Digital journaling is where thoughts go to die

Vibrant red velvet cake with number 30 decoration, surrounded by confetti and party hats.

I actively tell my friends to avoid apps like Day One or Notion for personal reflection. I know, I know—it’s 2024 and we’re supposed to ‘leverage’ (ugh, I hate that word) technology. But digital journaling is a graveyard. I tested three different apps over a six-month period in 2022. I tracked my entry frequency and found that my ‘engagement’ dropped by 60% whenever I used my phone. There’s something about the glow of the screen that triggers my ‘work brain.’ I start editing my sentences. I worry about tags and folders. I spend twenty minutes picking the right emoji instead of actually thinking.

I refuse to use digital tools for this. It feels like a chore. If I’m on my phone, I’m three taps away from checking an email or looking at a depressing headline. An analog notebook has no notifications. It has no ‘search’ function, which is actually a feature, not a bug. You aren’t supposed to be building a database of your life. You’re just trying to get through the day without losing your mind.

Paper doesn’t update. It just sits there.

The 14-week experiment with ‘Morning Pages’

Everyone raves about Julia Cameron’s The Artist’s Way and the concept of Morning Pages—three pages of longhand, stream-of-consciousness writing first thing in the morning. I tried it. I really did. I tracked my mood and anxiety levels for 14 weeks using a simple 1-10 scale.

  • Weeks 1-3: Felt great, very productive.
  • Weeks 4-8: Started feeling massive guilt if I woke up late and couldn’t finish all three pages.
  • Weeks 9-14: My anxiety actually spiked on 9 out of 10 Tuesdays because I had early meetings and felt ‘behind’ before the day even started.

I’ve come to the conclusion that three pages is way too much for someone with a real job and a commute. It’s an elitist habit for people who have two hours of quiet time before they have to be ‘on.’ If you can only do three sentences, do three sentences. Don’t let some book tell you that you’re failing because you didn’t write a manifesto before your first cup of coffee. I’ve found that writing at 9:00 PM works way better for me than 6:00 AM anyway.
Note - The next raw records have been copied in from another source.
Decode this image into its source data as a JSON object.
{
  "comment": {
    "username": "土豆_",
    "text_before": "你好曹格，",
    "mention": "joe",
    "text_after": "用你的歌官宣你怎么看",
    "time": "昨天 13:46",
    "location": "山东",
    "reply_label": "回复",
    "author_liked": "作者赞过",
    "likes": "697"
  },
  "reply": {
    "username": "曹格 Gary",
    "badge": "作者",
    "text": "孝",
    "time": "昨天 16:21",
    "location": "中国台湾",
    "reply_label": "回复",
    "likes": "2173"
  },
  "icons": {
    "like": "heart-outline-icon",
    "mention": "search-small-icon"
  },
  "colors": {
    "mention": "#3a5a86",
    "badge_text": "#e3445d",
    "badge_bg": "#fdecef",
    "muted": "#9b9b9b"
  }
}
My brain is too foggy in the morning; at night, it’s buzzing with all the crap that happened during the day. That’s when I need to dump it out.
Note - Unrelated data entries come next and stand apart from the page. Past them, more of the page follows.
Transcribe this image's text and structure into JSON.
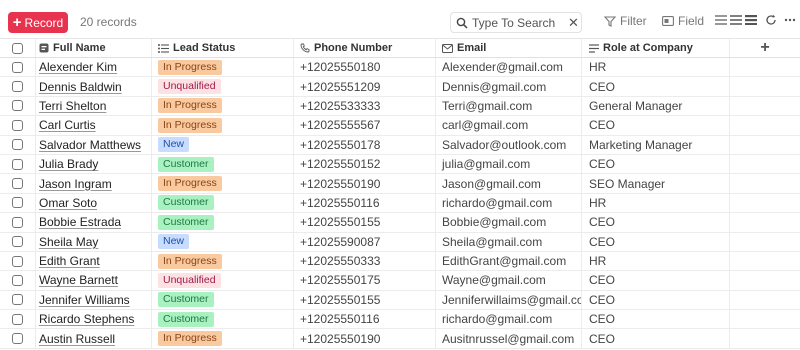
{
  "toolbar": {
    "record_label": "Record",
    "record_count": "20 records",
    "search_placeholder": "Type To Search",
    "filter_label": "Filter",
    "field_label": "Field"
  },
  "columns": {
    "name": "Full Name",
    "status": "Lead Status",
    "phone": "Phone Number",
    "email": "Email",
    "role": "Role at Company",
    "add": "+"
  },
  "status_colors": {
    "In Progress": "#f9c9a0",
    "Unqualified": "#fde2e4",
    "New": "#c7dcff",
    "Customer": "#a9f1c1"
  },
  "rows": [
    {
      "name": "Alexender Kim",
      "status": "In Progress",
      "phone": "+12025550180",
      "email": "Alexender@gmail.com",
      "role": "HR"
    },
    {
      "name": "Dennis Baldwin",
      "status": "Unqualified",
      "phone": "+12025551209",
      "email": "Dennis@gmail.com",
      "role": "CEO"
    },
    {
      "name": "Terri Shelton",
      "status": "In Progress",
      "phone": "+12025533333",
      "email": "Terri@gmail.com",
      "role": "General Manager"
    },
    {
      "name": "Carl Curtis",
      "status": "In Progress",
      "phone": "+12025555567",
      "email": "carl@gmail.com",
      "role": "CEO"
    },
    {
      "name": "Salvador Matthews",
      "status": "New",
      "phone": "+12025550178",
      "email": "Salvador@outlook.com",
      "role": "Marketing Manager"
    },
    {
      "name": "Julia Brady",
      "status": "Customer",
      "phone": "+12025550152",
      "email": "julia@gmail.com",
      "role": "CEO"
    },
    {
      "name": "Jason Ingram",
      "status": "In Progress",
      "phone": "+12025550190",
      "email": "Jason@gmail.com",
      "role": "SEO Manager"
    },
    {
      "name": "Omar Soto",
      "status": "Customer",
      "phone": "+12025550116",
      "email": "richardo@gmail.com",
      "role": "HR"
    },
    {
      "name": "Bobbie Estrada",
      "status": "Customer",
      "phone": "+12025550155",
      "email": "Bobbie@gmail.com",
      "role": "CEO"
    },
    {
      "name": "Sheila May",
      "status": "New",
      "phone": "+12025590087",
      "email": "Sheila@gmail.com",
      "role": "CEO"
    },
    {
      "name": "Edith Grant",
      "status": "In Progress",
      "phone": "+12025550333",
      "email": "EdithGrant@gmail.com",
      "role": "HR"
    },
    {
      "name": "Wayne Barnett",
      "status": "Unqualified",
      "phone": "+12025550175",
      "email": "Wayne@gmail.com",
      "role": "CEO"
    },
    {
      "name": "Jennifer Williams",
      "status": "Customer",
      "phone": "+12025550155",
      "email": "Jenniferwillaims@gmail.com",
      "role": "CEO"
    },
    {
      "name": "Ricardo Stephens",
      "status": "Customer",
      "phone": "+12025550116",
      "email": "richardo@gmail.com",
      "role": "CEO"
    },
    {
      "name": "Austin Russell",
      "status": "In Progress",
      "phone": "+12025550190",
      "email": "Ausitnrussel@gmail.com",
      "role": "CEO"
    }
  ]
}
One page is plenty. Seriously.

My unfair bias against fancy pens

This is going to sound stupid, but I hate fountain pens. I know the ‘stationery community’ loves them, but they are incredibly high-maintenance. I tried using a Lamy Safari for a month because a guy on a forum said it would ‘transform’ my writing experience. It didn’t. It leaked in my bag, the ink took forever to dry, and I felt like a Victorian orphan trying to do my homework.

I use a Pilot G2 07. They cost about two dollars. If I lose one, I don’t care. If the dog chews it, I don’t care. This is the secret to a lasting habit: remove the preciousness. When you make the tools special, you make the act of writing feel like a performance. You want it to feel like brushing your teeth. Necessary, slightly boring, but you feel gross if you don’t do it.
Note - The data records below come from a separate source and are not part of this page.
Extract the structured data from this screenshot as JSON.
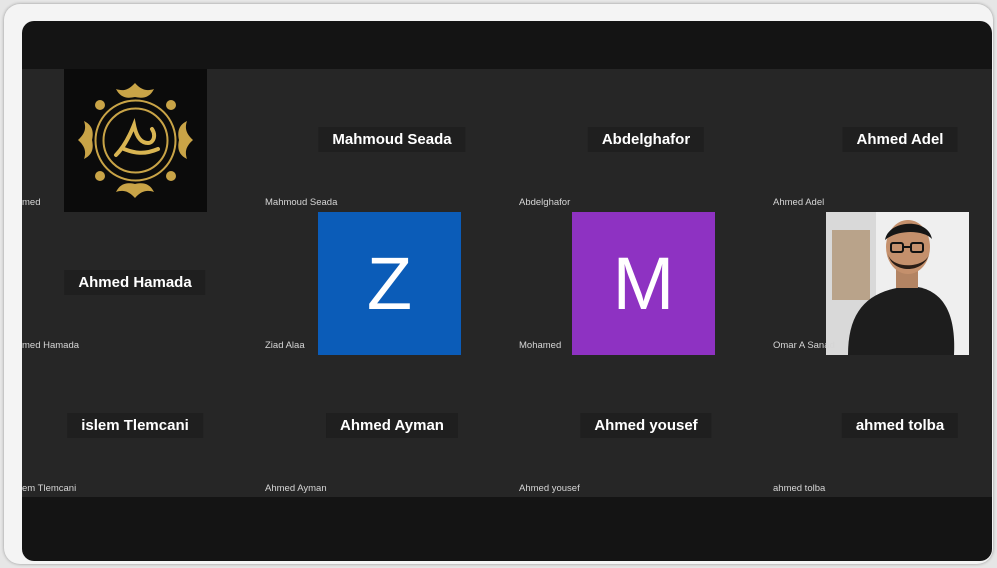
{
  "participants": [
    {
      "tile_name": "",
      "label": "med"
    },
    {
      "tile_name": "Mahmoud Seada",
      "label": "Mahmoud Seada"
    },
    {
      "tile_name": "Abdelghafor",
      "label": "Abdelghafor"
    },
    {
      "tile_name": "Ahmed Adel",
      "label": "Ahmed Adel"
    },
    {
      "tile_name": "Ahmed Hamada",
      "label": "med Hamada"
    },
    {
      "tile_name": "",
      "label": "Ziad Alaa",
      "avatar_letter": "Z",
      "avatar_color": "#0b5cb8"
    },
    {
      "tile_name": "",
      "label": "Mohamed",
      "avatar_letter": "M",
      "avatar_color": "#8e32c2"
    },
    {
      "tile_name": "",
      "label": "Omar A Sanad"
    },
    {
      "tile_name": "islem Tlemcani",
      "label": "em Tlemcani"
    },
    {
      "tile_name": "Ahmed Ayman",
      "label": "Ahmed Ayman"
    },
    {
      "tile_name": "Ahmed yousef",
      "label": "Ahmed yousef"
    },
    {
      "tile_name": "ahmed tolba",
      "label": "ahmed tolba"
    }
  ],
  "icons": {
    "emblem": "calligraphy-emblem-icon",
    "photo": "person-photo"
  },
  "colors": {
    "background": "#262626",
    "frame": "#141414",
    "text": "#ffffff"
  }
}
Cheap pens win every time.

The part where I admit I don’t have it all figured out

I still go weeks without writing sometimes. I’ll get busy, or I’ll get depressed, and the last thing I want to do is look at a blank page and acknowledge how I’m feeling. I used to beat myself up about that. I thought a ‘habit’ had to be an unbroken chain or it didn’t count. I was completely wrong about that. The journal is a tool, not a master. It’s like emotional scar tissue—it builds up where you need it most, but it doesn’t have to cover your whole body.

Actually, that’s a bit of a dramatic comparison. It’s more like a gym membership. Just because you missed a week doesn’t mean you should cancel the whole thing and never go back. You just show up on Monday and pick up the heavy thing again.

I wonder if I’ll still be doing this in ten years. Sometimes I think about burning all my old journals so no one ever has to read how whiny I was in my late twenties. Is it better to leave a record, or is the value entirely in the moment of writing? I honestly don’t know the answer to that. I guess I’ll just keep buying the cheap notebooks and see what happens.

Just start with one ugly sentence tonight. That’s the whole trick.